Co-administration of strong cytochrome P450 (CYP) 3A4 inducers may lead to decreased exposure of Omjjara and consequently a risk for reduced efficacy. Therefore, additional monitoring of the clinical signs and symptoms of myelofibrosis is recommended with concomitant use of Omjjara and strong CYP3A4 inducers (including but not limited to carbamazepine, phenobarbital, phenytoin, and St John's wort [Hypericum perforatum]) (see Interactions).
Women of childbearing potential: Given uncertainties whether Omjjara may reduce the effectiveness of hormonal contraceptives, women using oral hormonal contraceptives should add a barrier method during treatment and for at least 1 week after the last dose of Omjjara (see Interactions and Use in Pregnancy & Lactation).

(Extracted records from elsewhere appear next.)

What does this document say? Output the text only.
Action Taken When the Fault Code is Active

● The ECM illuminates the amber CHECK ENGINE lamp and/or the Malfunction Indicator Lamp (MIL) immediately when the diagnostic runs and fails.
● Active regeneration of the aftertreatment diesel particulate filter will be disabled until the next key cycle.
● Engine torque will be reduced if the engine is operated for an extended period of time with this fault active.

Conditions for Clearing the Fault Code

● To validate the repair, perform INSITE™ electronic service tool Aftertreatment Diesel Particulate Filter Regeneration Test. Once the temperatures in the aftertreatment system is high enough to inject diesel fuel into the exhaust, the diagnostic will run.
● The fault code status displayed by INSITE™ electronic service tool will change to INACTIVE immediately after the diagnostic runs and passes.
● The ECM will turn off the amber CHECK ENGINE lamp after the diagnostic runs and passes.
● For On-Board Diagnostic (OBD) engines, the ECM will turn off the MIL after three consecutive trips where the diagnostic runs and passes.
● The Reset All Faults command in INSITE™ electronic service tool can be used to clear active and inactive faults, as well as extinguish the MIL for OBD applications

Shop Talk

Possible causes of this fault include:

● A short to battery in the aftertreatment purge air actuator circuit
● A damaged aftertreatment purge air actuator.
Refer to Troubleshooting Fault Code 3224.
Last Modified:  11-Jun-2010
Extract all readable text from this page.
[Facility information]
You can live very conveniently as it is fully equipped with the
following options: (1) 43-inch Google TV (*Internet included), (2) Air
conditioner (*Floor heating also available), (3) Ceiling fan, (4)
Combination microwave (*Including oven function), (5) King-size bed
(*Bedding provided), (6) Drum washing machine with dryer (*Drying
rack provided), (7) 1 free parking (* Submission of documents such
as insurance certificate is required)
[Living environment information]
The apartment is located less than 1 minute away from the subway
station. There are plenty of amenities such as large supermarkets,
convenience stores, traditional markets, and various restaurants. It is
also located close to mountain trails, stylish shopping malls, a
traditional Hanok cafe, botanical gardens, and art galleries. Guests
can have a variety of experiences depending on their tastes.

Excipients with known effect: Omjjara contains lactose monohydrate. Patients with rare hereditary problems of galactose intolerance, total lactase deficiency or glucose-galactose malabsorption should not take this medicinal product.
This medicinal product contains less than 1 mmol sodium (23 mg) per tablet, that is to say essentially 'sodium-free'.
Effects on ability to drive and use machines: Omjjara may have a minor influence on the ability to drive and use machines, dizziness or blurred vision may occur. Patients who experience dizziness or blurred vision after taking Omjjara should observe caution when driving or using machines (see Adverse Reactions).